How long will the effects of a shoulder separation last?
Some separations heal by themselves in 2 to 4 weeks without
any loss of shoulder use. However, sometimes slight
stiffness or loss of movement in the shoulder may occur,
which may be temporary or, rarely, long-lasting.
A severe separation may take 2 months or more to heal,
particularly if you have surgery to repair it.
You may have a permanent bump over your shoulder joint after
a separation regardless of treatment. The bump does not
normally cause other medical problems.
How can I take care of myself?
- Avoid participating in sports until the injury has
healed.
- You should move your shoulder as the pain subsides to
prevent a frozen or stiff shoulder.
- With your doctor's permission, work with a trainer or
physical therapist to strengthen your shoulder.

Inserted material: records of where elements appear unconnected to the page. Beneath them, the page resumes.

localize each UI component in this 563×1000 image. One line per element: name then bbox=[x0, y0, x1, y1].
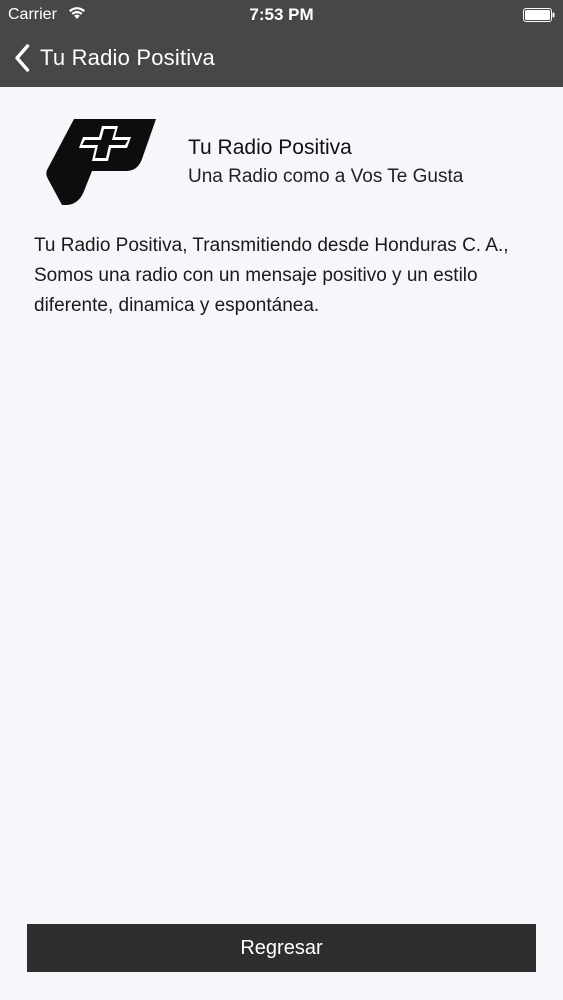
battery-icon bbox=[523, 8, 555, 22]
station-name: Tu Radio Positiva bbox=[188, 136, 352, 159]
navigation-bar: Tu Radio Positiva bbox=[0, 30, 563, 87]
regresar-button[interactable]: Regresar bbox=[27, 924, 536, 972]
back-button[interactable]: Tu Radio Positiva bbox=[14, 40, 215, 76]
top-bar: Carrier 7:53 PM Tu Radio Positiva bbox=[0, 0, 563, 87]
status-time: 7:53 PM bbox=[249, 5, 314, 24]
radio-positiva-logo bbox=[46, 119, 156, 205]
nav-title: Tu Radio Positiva bbox=[40, 45, 215, 70]
station-description: Tu Radio Positiva, Transmitiendo desde H… bbox=[34, 235, 509, 316]
status-bar: Carrier 7:53 PM bbox=[0, 0, 563, 30]
station-slogan: Una Radio como a Vos Te Gusta bbox=[188, 166, 464, 187]
chevron-left-icon bbox=[15, 44, 30, 72]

What can I do to help prevent recurring shoulder separation?
Exercise and lift weights under the supervision of a trainer
or physical therapist to strengthen your shoulder muscles.
Muscle-strengthening exercises will also help strengthen
your ligaments and tendons. If you have symptoms, you should
avoid activities that aggravate your pain, use ice packs,
and take anti-inflammatory medication if needed.